Прасковья протянула руку и разжала ладонь. На ней лежали изрядно помятые пятирублевки.

— Зачем, зачем? Я же ничего ни у кого не просила. Не надо мне ничего. Кто вас просил добывать для меня деньги? Что же вы меня за нищую, совсем пропащую считаете? — дрожащим от обиды голосом чуть ли не выкрикнула Серафима и резко отшатнулась в сторону от хозяйки. — Коль понадобится — сама себя пожалею… Не нужна мне ваша милостыня.

Прасковья не отступала.

— За добро так, голубушка, не платят… К ней сердцем, а она считает, дьявола ей посылают… Не надо так, дорогая, в плохую минуту только хорошие люди приходят на помощь… Ты мне давно душой приглянулась. А не примешь это маленькое вспоможение — опечалюсь, голубушка. А если у меня такое случится — так ты не прочувствуешься?

Ровными и спокойными текли речи хозяйки. Она разгладила пальцами измятые пятерки и положила их на край стола.

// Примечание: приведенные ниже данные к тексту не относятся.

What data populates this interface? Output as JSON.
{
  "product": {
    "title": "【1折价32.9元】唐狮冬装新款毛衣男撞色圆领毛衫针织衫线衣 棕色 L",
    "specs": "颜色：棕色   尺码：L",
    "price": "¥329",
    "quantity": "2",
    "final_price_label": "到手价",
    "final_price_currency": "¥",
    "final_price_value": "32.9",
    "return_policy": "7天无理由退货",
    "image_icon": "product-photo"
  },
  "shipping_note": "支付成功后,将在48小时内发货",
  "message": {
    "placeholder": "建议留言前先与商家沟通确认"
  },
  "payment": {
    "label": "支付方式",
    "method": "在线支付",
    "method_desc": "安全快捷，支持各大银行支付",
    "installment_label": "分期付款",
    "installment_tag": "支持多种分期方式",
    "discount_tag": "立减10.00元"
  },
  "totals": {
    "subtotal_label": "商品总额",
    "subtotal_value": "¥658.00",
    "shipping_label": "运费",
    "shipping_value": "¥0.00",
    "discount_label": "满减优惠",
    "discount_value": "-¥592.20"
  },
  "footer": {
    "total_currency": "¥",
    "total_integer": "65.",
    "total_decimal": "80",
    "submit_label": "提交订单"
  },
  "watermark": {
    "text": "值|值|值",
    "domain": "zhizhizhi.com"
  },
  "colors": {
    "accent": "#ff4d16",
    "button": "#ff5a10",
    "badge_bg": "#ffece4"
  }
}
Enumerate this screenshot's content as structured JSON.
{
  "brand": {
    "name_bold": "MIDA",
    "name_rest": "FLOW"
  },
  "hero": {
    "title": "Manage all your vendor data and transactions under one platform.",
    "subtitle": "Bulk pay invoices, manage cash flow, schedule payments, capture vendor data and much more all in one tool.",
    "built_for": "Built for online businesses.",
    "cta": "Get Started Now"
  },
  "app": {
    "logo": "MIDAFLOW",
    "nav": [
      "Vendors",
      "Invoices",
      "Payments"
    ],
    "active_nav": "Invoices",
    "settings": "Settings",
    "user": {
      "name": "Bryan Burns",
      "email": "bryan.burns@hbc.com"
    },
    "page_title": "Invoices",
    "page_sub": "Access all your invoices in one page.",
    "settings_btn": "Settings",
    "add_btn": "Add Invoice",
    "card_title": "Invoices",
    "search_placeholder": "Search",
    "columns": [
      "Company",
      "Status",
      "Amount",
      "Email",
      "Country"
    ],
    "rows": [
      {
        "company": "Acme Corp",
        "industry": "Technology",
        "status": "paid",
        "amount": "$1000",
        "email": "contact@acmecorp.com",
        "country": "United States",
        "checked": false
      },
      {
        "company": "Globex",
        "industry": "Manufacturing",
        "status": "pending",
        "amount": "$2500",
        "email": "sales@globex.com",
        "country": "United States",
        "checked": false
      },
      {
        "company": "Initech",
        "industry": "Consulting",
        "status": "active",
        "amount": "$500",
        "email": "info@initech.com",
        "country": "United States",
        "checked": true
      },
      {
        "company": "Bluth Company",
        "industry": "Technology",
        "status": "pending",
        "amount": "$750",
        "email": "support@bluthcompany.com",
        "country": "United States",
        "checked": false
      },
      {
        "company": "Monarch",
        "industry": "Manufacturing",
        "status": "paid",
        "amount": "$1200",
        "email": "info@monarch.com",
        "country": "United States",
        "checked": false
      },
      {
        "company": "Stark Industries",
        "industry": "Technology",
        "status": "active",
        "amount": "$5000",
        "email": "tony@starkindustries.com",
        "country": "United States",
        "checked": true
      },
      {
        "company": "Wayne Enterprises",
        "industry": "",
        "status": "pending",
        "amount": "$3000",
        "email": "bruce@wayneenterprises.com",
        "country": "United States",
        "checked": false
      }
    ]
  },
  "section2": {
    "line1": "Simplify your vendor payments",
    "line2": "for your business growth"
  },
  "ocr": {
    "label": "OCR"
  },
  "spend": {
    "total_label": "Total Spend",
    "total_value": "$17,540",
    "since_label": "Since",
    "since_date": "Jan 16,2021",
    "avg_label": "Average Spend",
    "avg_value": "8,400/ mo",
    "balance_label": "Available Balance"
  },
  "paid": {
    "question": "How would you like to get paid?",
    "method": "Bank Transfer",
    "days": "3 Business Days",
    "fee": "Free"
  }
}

— Коль люди будут друг друга любить — они ближе будут к всевышнему. Прощать надо своим братьям и сестрам, покрывать грехи их против тебя. Если уж так заартачилась — возьми эти деньги, как взаймы. Окрепнешь — рассчитаешься… И у меня на душе-то будет легче; богоугодное дело сделала… Ведь не на распутство какое дают. Для малых деток.